Thursday, March 22, 2012

Centering Problem

No, machining, not politics.  If you want to center a hole in the end of a cylinder with a lathe, it is pretty easy: put it in the chuck, and make sure that you have it centered in the chuck using a dial indicator. Then use a center drill in the chuck in the tailstock, and voila!  The hole will be centered within .010" or better without any effort at all.

In this case, I have a foot long piece of acetal, and it is both too heavy and too slippery for the Sherline chuck to hold it in position, even before you start the motor.  I tried to locate the center hole using a micrometer by measuring the radius from several different points on the edge of the rod, and using where the micrometer scratches crossed, then used the drill press.  This was close, but not quite close enough.  Any other suggestions for how to do this?

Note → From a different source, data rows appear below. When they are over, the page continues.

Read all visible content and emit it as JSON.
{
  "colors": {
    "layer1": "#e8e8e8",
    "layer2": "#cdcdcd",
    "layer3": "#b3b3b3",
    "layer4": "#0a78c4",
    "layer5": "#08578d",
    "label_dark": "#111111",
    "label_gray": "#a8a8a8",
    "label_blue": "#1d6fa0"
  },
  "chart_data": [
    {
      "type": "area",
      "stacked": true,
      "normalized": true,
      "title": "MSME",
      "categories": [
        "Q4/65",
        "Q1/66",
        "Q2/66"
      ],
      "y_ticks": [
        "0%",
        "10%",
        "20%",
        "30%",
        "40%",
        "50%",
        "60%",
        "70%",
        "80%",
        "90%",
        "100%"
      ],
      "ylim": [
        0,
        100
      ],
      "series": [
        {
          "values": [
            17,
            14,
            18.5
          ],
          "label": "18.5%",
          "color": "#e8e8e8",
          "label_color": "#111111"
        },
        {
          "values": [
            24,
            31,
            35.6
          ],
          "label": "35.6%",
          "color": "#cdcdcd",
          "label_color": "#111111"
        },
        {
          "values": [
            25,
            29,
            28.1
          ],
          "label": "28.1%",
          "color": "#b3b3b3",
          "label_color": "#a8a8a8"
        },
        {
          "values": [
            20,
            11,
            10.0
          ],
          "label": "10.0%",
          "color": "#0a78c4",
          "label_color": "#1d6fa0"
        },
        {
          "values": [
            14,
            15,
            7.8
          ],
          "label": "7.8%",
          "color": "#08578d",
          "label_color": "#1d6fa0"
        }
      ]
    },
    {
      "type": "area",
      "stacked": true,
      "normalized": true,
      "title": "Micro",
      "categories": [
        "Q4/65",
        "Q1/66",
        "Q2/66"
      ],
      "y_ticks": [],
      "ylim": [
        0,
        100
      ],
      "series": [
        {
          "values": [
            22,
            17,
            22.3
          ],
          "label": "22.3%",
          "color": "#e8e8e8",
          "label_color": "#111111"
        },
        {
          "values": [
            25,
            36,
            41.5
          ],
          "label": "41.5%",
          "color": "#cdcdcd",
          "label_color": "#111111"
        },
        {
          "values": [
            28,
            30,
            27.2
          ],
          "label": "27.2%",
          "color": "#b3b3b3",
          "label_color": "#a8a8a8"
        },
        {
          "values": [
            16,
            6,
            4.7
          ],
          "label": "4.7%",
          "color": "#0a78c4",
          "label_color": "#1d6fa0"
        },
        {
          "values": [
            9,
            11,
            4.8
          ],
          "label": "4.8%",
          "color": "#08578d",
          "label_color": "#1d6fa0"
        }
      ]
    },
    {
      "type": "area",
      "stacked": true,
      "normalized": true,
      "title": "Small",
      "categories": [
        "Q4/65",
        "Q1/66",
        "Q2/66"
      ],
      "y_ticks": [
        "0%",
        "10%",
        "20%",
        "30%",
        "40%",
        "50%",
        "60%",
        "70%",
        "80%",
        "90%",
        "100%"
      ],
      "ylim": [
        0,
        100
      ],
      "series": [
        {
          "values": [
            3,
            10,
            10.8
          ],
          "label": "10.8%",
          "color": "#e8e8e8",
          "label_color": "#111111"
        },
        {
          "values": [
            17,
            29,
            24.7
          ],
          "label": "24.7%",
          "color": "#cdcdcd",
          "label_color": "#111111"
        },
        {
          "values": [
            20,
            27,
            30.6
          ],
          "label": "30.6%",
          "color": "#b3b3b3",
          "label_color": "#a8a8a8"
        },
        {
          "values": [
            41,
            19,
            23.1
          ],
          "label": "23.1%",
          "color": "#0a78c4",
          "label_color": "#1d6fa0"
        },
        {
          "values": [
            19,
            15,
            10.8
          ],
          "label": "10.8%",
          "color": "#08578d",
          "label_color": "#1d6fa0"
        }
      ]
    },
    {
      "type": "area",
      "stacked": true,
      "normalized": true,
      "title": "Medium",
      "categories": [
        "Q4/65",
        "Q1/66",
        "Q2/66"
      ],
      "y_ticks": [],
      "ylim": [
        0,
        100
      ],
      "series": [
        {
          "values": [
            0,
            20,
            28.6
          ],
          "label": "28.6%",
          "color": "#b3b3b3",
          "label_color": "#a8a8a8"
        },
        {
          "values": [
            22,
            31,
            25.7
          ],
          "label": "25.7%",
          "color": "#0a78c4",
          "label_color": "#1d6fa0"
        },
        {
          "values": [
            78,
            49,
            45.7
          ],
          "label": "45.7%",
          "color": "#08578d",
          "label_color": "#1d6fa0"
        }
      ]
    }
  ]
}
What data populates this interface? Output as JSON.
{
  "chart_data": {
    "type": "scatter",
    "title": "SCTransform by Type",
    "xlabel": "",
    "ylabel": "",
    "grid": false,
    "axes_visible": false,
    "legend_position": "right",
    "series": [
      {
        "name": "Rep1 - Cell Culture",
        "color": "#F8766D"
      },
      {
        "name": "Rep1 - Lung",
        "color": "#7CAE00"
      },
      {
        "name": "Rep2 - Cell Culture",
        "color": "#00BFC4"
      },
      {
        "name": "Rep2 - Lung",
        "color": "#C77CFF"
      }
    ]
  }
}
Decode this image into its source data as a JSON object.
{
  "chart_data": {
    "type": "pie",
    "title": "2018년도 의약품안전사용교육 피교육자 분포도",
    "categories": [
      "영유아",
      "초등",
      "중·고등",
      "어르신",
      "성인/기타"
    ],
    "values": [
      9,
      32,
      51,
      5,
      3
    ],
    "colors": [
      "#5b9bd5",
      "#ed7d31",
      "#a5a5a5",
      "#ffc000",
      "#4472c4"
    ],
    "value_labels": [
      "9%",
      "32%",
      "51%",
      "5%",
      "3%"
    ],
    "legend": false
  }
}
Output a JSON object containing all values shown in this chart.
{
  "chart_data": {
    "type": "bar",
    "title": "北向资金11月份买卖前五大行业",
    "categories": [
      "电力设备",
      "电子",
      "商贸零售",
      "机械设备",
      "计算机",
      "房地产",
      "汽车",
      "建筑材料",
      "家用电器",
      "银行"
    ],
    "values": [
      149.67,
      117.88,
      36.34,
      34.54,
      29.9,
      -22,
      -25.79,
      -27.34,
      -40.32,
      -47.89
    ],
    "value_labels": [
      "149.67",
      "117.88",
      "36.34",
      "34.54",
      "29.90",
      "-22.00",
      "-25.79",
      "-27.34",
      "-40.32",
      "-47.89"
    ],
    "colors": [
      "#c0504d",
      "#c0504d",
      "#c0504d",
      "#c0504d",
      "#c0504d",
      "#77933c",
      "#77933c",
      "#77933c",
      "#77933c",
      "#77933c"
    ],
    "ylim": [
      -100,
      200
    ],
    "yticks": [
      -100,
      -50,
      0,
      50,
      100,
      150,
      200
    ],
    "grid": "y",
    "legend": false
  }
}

UPDATE: Thanks for all the suggestions.  I had forgotten the most obvious--measure multiple radii across the circle, and where they cross, is the center point.  Using a right angle and then measuring the radii at a right angle from the two planes of the right angle should get it pretty accurate.  Rotating the rod and repeating will minimize errors.

Anonymous said...

Try this
Vhttp://www.woodcraft.com/product/2004363/8961/steel-center-finder.aspx

Clayton Cramer said...

The picture isn't terribly clear: how does it work?

Anonymous said...

If you place a round object against both sides of a square and draw a line bisecting the 90 degree angle it will bisect the circle. Turn the device about 90 degrees and draw a second line and the intersection is the center.

w said...

Look at http://www.groz-tools.com/index.cfm?md=Content&sd=PopPrintProduct_cat_A&ProductID=44

Anonymous said...

Place the cylinder against the two arms at 90 degrees to each other and scribe the center arm. Rotate 90 degrees and repeat. The intersection is the center.

Greg said...

Don't you have one of these? You should!

http://www.use-enco.com/CGI/INSRIT?PARTPG=INLMKD&PMPXNO=22508131&PMAKA=327-2994

I have one in 12" that is a 4 pc. set. I think I paid about \$30 on sale.

Greg said...
This comment has been removed by the author.
Anonymous said...

Don't know if it would still work in this case (2 feet is awfully long) but the method I've heard for smaller cylinders is to put your drill pit in the chuck of your drill press point up.
Lower it to your vise and lock the base of the bit in. Open the chuck, raise it up and chuck up the cylinder. Now when you lower it, it will automatically be centered over the drill bit.

Anonymous said...

Is this the same as one of those compass-and-straightedge problems? If so, a line perpendicular to and running through the center of any chord will go directly through the center of the circle - two of those, and the exact center is known (i.e. draw chord, use compass from both ends to create "x"s, and the line connecting the "x"s runs through the center)

Anonymous said...

Does anyone know of a good reference for all the ways you can use a machinist combination square to measure things?

bdipo said...

I've heard for smaller cylinders is to put your drill pit in the chuck of your drill press point up.